Changes are inevitable when you’re adapting from one medium to another; sometimes these changes are forced upon you - for instance, in the Canterbury Tales, there are about thirty pilgrims, depending on how you read the text. Sometimes the changes are made for more subjective reasons: in this case, we felt that anything that would require footnotes for the average modern audience member had to go. However interesting it might be if you’re familiar with the details, we are seeking first and foremost to tell a story and entertain, rather than deliver an academic treatise. Of course, taking a text and changing it for your own purposes was standard procedure for medieval writers, so it’s quite appropriate to do it here! “
Director's Notes
For directors Gráinne Byrne and Katarzyna Deszcz ‘”We have taken an imaginative leap as to why Chaucer created the characters in THE CANTERBURY TALES especially Alison – The Wife of Bath.
Chaucer presents us with his characters and assumes he has the measure of them. Alison is confident and unapologetic about her life experience and openly declares her five husbands, her sexual needs and struggle for control.
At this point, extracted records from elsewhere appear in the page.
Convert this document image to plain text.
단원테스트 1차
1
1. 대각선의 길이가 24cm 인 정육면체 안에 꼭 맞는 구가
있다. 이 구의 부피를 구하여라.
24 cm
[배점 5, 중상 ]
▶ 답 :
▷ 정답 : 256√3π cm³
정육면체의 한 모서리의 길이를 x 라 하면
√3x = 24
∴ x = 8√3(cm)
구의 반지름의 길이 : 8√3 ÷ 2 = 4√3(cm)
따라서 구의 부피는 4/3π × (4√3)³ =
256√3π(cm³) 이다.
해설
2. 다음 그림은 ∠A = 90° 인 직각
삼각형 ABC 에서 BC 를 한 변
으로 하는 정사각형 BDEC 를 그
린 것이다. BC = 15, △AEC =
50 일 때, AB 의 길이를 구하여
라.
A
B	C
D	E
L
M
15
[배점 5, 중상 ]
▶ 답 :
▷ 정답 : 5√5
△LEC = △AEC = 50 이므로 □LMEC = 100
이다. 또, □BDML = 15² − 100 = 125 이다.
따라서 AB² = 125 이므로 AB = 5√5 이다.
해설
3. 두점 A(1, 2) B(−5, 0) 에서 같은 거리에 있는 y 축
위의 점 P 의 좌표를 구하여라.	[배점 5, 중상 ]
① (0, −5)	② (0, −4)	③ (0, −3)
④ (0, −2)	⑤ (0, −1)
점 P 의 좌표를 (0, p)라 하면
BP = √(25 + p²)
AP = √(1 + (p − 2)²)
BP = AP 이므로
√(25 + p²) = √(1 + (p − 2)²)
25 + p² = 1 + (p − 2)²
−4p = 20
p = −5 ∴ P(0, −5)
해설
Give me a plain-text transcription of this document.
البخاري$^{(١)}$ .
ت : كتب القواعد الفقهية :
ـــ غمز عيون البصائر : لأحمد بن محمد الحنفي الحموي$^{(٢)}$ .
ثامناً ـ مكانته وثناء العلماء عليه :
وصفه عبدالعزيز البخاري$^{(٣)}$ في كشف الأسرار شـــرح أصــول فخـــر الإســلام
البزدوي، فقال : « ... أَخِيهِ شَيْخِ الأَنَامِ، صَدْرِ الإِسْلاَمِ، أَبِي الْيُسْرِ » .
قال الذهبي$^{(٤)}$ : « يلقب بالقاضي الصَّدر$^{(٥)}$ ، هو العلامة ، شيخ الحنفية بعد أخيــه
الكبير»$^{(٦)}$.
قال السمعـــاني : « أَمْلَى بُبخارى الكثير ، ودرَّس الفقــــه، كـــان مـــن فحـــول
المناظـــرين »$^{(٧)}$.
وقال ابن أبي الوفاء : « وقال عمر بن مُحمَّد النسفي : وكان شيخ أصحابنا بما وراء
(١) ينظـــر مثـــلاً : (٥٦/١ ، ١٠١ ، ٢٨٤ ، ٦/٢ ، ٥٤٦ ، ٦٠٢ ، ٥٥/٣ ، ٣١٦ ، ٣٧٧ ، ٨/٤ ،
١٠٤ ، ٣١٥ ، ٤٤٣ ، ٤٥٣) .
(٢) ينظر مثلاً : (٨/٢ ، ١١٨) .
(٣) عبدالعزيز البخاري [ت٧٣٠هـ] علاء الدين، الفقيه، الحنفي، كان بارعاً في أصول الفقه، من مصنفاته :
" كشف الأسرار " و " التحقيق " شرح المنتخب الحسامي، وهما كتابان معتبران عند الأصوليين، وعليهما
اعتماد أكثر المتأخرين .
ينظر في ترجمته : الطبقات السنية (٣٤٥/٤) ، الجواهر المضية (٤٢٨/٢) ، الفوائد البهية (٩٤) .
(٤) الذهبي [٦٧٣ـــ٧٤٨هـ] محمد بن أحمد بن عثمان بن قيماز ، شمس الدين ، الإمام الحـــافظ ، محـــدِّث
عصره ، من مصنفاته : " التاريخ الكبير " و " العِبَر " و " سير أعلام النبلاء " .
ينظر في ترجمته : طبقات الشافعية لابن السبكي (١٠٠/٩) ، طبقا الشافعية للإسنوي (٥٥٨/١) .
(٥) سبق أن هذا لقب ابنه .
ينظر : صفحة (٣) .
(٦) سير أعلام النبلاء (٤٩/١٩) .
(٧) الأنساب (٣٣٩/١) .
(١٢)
At first he judges and dismisses Alison, however when she answers him back, he is forced to encounter unfamiliar emotions. The Wife of Bath goads Chaucer and the other pilgrims with her tale. Her journey through life with many husbands has brought her to a kind of personal enlightenment and understanding of love that she tries to share metaphorically through her fairy tale. Whilst this tale charts the knight’s moral journey, Chaucer’s attitude towards Alison is transformed as he hears her life history.
We have experimented with weaving together Alison’s story with the fairy tale and imagining the impact on the other pilgrims. We were fascinated with the many levels of story and creating different theatrical conventions. At first, elements of the story are clearly contrasted but then we wanted to explore where these stories cross and affect each other. What is so powerful about the fairy tale for us is that it still speaks about experiencing freedom by giving it to other people.